Clinton also discussed her now-iconic “shimmy” from the first debate — “I didn’t even know I was doing it” — and the moment in the second debate when Trump was forced to say something nice about her. “On the one hand, Donald Trump said you don’t have the stamina to be president and then the one thing that he complimented you on is that you never give up and you’re a fighter,” DeGeneres remarked. “So which is it?”
“That was the only thing he said that I agreed with,” Clinton quipped. She also accused Trump of trying to “dominate” the space in the second debate. “Because of the revelation of the public video, and everything that came out on Access Hollywood, you know, he was really all wrought up, and you could just sense how much anger he had,” Clinton said. “And so, he was really trying to dominate and then literally stalk me around the stage.”
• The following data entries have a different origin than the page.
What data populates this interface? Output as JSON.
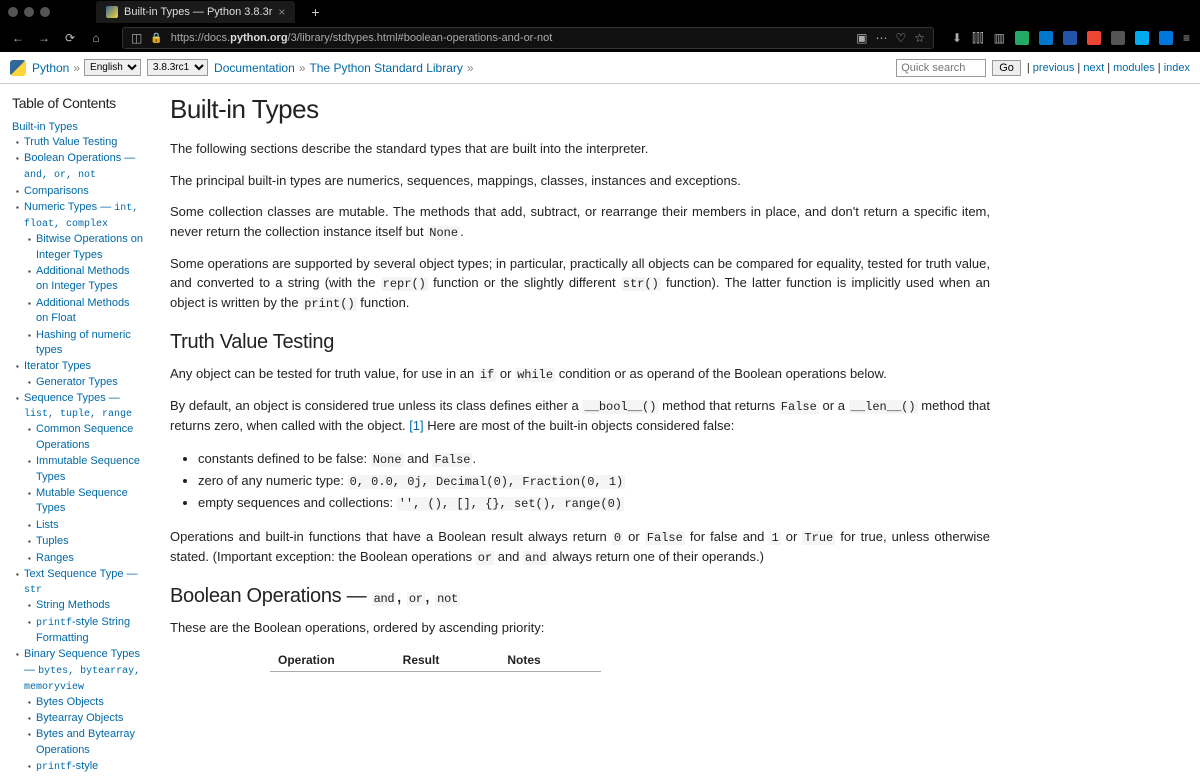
{
  "browser": {
    "tab_title": "Built-in Types — Python 3.8.3r",
    "url_prefix": "https://docs.",
    "url_bold": "python.org",
    "url_suffix": "/3/library/stdtypes.html#boolean-operations-and-or-not"
  },
  "relbar": {
    "python": "Python",
    "lang": "English",
    "version": "3.8.3rc1",
    "crumb1": "Documentation",
    "crumb2": "The Python Standard Library",
    "search_placeholder": "Quick search",
    "go": "Go",
    "nav_prev": "previous",
    "nav_next": "next",
    "nav_modules": "modules",
    "nav_index": "index"
  },
  "toc": {
    "heading": "Table of Contents",
    "root": "Built-in Types",
    "items": [
      "Truth Value Testing",
      "Boolean Operations — and, or, not",
      "Comparisons",
      "Numeric Types — int, float, complex",
      "Bitwise Operations on Integer Types",
      "Additional Methods on Integer Types",
      "Additional Methods on Float",
      "Hashing of numeric types",
      "Iterator Types",
      "Generator Types",
      "Sequence Types — list, tuple, range",
      "Common Sequence Operations",
      "Immutable Sequence Types",
      "Mutable Sequence Types",
      "Lists",
      "Tuples",
      "Ranges",
      "Text Sequence Type — str",
      "String Methods",
      "printf-style String Formatting",
      "Binary Sequence Types — bytes, bytearray, memoryview",
      "Bytes Objects",
      "Bytearray Objects",
      "Bytes and Bytearray Operations",
      "printf-style"
    ]
  },
  "doc": {
    "h1": "Built-in Types",
    "p1": "The following sections describe the standard types that are built into the interpreter.",
    "p2": "The principal built-in types are numerics, sequences, mappings, classes, instances and exceptions.",
    "p3a": "Some collection classes are mutable. The methods that add, subtract, or rearrange their members in place, and don't return a specific item, never return the collection instance itself but ",
    "p3b": "None",
    "p3c": ".",
    "p4a": "Some operations are supported by several object types; in particular, practically all objects can be compared for equality, tested for truth value, and converted to a string (with the ",
    "p4b": "repr()",
    "p4c": " function or the slightly different ",
    "p4d": "str()",
    "p4e": " function). The latter function is implicitly used when an object is written by the ",
    "p4f": "print()",
    "p4g": " function.",
    "h2a": "Truth Value Testing",
    "tv1a": "Any object can be tested for truth value, for use in an ",
    "tv1b": "if",
    "tv1c": " or ",
    "tv1d": "while",
    "tv1e": " condition or as operand of the Boolean operations below.",
    "tv2a": "By default, an object is considered true unless its class defines either a ",
    "tv2b": "__bool__()",
    "tv2c": " method that returns ",
    "tv2d": "False",
    "tv2e": " or a ",
    "tv2f": "__len__()",
    "tv2g": " method that returns zero, when called with the object. ",
    "tv2h": "[1]",
    "tv2i": " Here are most of the built-in objects considered false:",
    "f1a": "constants defined to be false: ",
    "f1b": "None",
    "f1c": " and ",
    "f1d": "False",
    "f1e": ".",
    "f2a": "zero of any numeric type: ",
    "f2b": "0, 0.0, 0j, Decimal(0), Fraction(0, 1)",
    "f3a": "empty sequences and collections: ",
    "f3b": "'', (), [], {}, set(), range(0)",
    "tv3a": "Operations and built-in functions that have a Boolean result always return ",
    "tv3b": "0",
    "tv3c": " or ",
    "tv3d": "False",
    "tv3e": " for false and ",
    "tv3f": "1",
    "tv3g": " or ",
    "tv3h": "True",
    "tv3i": " for true, unless otherwise stated. (Important exception: the Boolean operations ",
    "tv3j": "or",
    "tv3k": " and ",
    "tv3l": "and",
    "tv3m": " always return one of their operands.)",
    "h2b_a": "Boolean Operations — ",
    "h2b_b": "and",
    "h2b_c": ", ",
    "h2b_d": "or",
    "h2b_e": ", ",
    "h2b_f": "not",
    "bo1": "These are the Boolean operations, ordered by ascending priority:",
    "th1": "Operation",
    "th2": "Result",
    "th3": "Notes"
  }
}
“I would just feel this presence behind me, and you know, I thought, ‘Whoa this is really weird,’” Clinton said, confirming what many commentators said about the Republican’s attempts to “invade” her personal space. In DeGeneres’ words, “It’s like debating a teenager.”
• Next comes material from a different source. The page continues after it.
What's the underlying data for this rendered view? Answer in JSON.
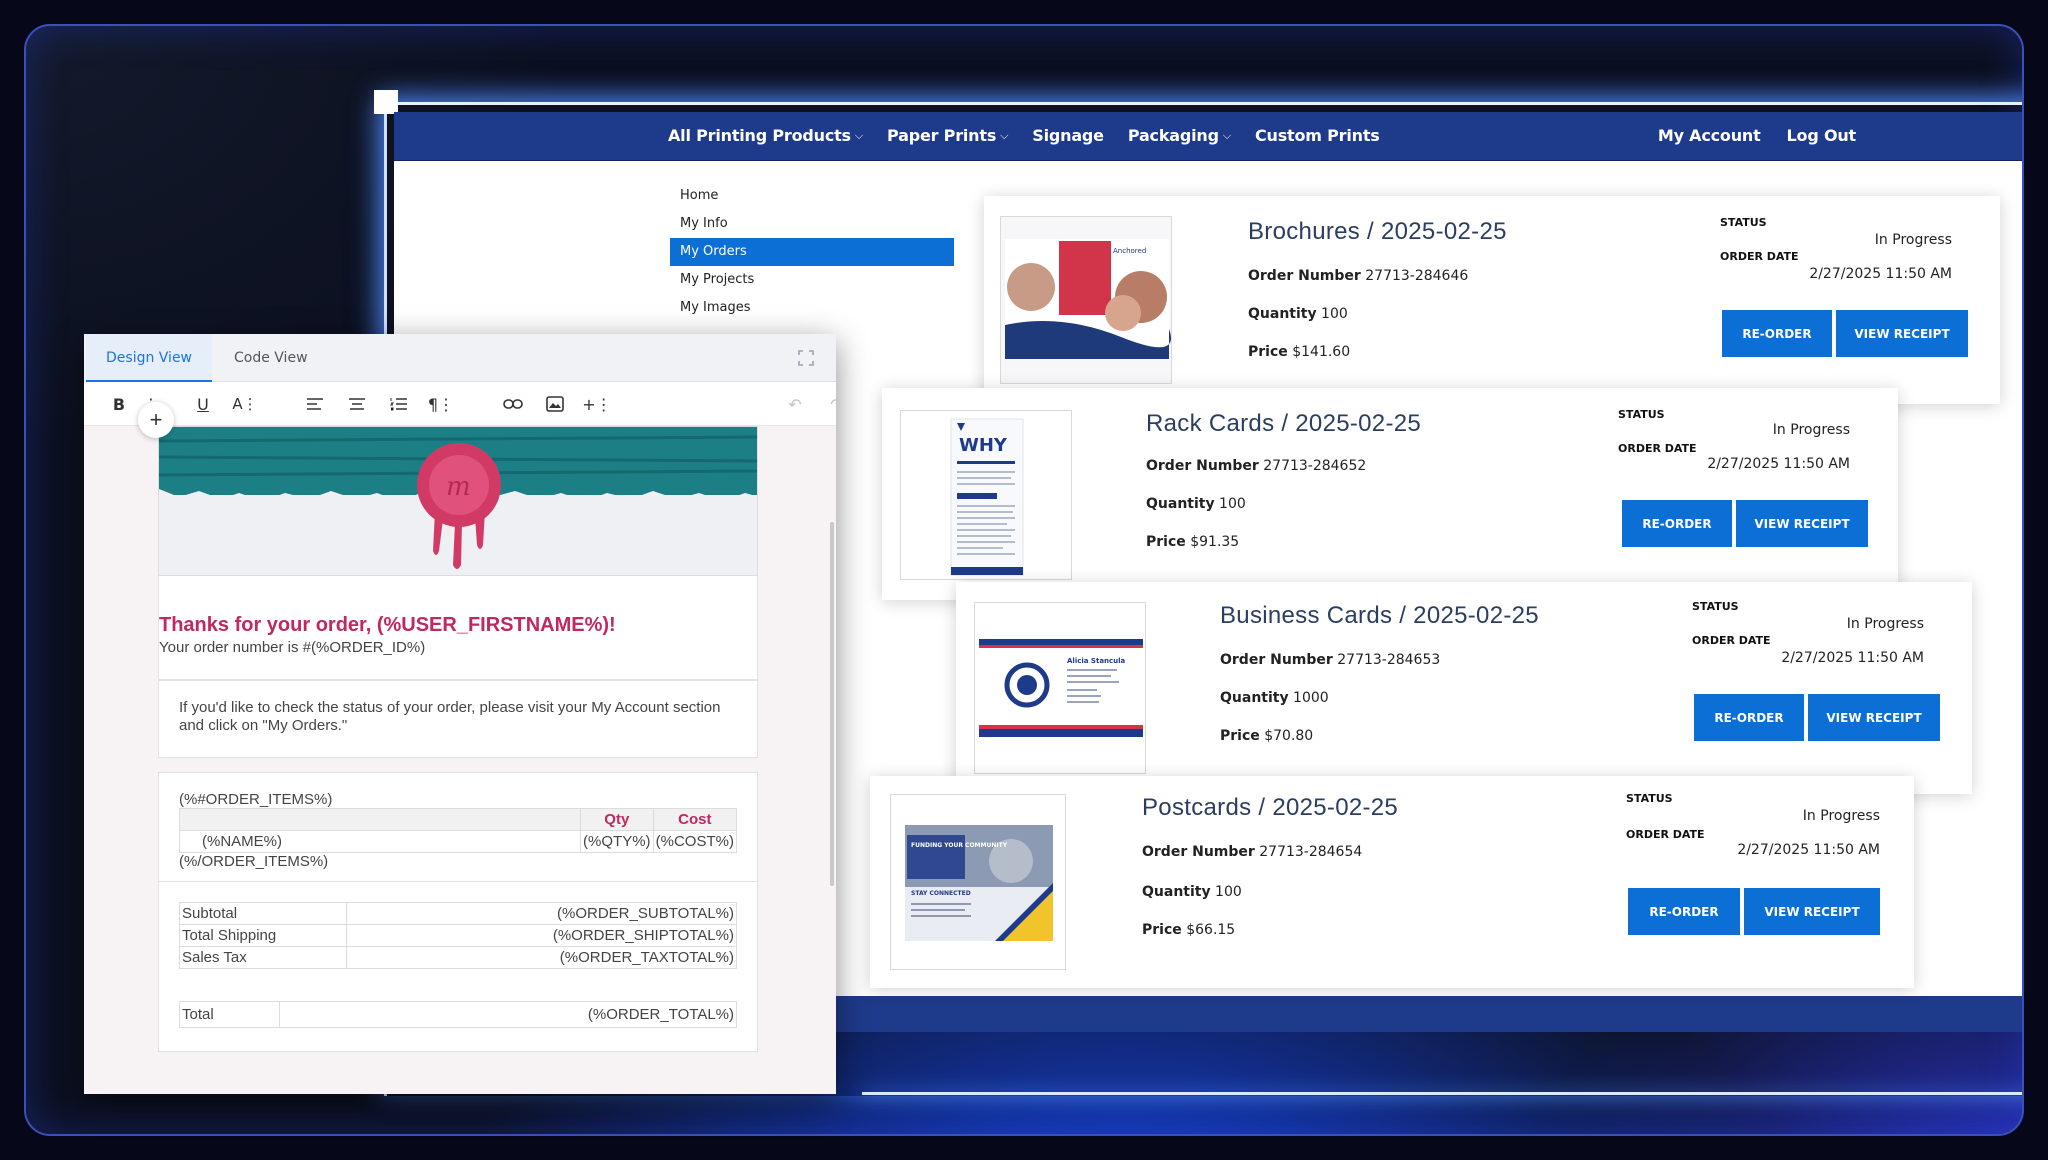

Later in the interview, DeGeneres asked Clinton to weigh in on Michelle Obama’s searing, emotional speech on Thursday in which she said the revelations about Trump’s attitude toward sexual assault have shaken her “to her core.”
“The speech that she gave put into words what so many people are feeling and not just women and girls – men and boys,” Clinton said. “Nobody wants to be associated with this kind of violent and hateful language. And it’s not just what Trump has said about women, as terrible as that has been, but what he said about immigrants and African-Americans and Latinos and people with disabilities and POWs and our military and Muslims and everybody. He has been so insulting and derogatory.”
Echoing the sunny outlook that DeGeneres puts forward on her daytime talk show everyday, Clinton added, “I’m proud of so many things about our country, but one is that clearly we lift each other up, we don’t put each other down. We show respect for each other. And that’s what I want to try to ask people to do in these closing days of this campaign.”
“Let’s show some kindness and respect toward each other,” she continued. “And let’s really repudiate the meanness, the divisiveness, the bigotry, the bullying we’ve seen from the other side.”
The candidate ended by expressing her hope that after the election America can “heal all of the divide that unfortunately is between us right now.” If Clinton wins, as she’s poised to do for the time being, that will much easier said than done.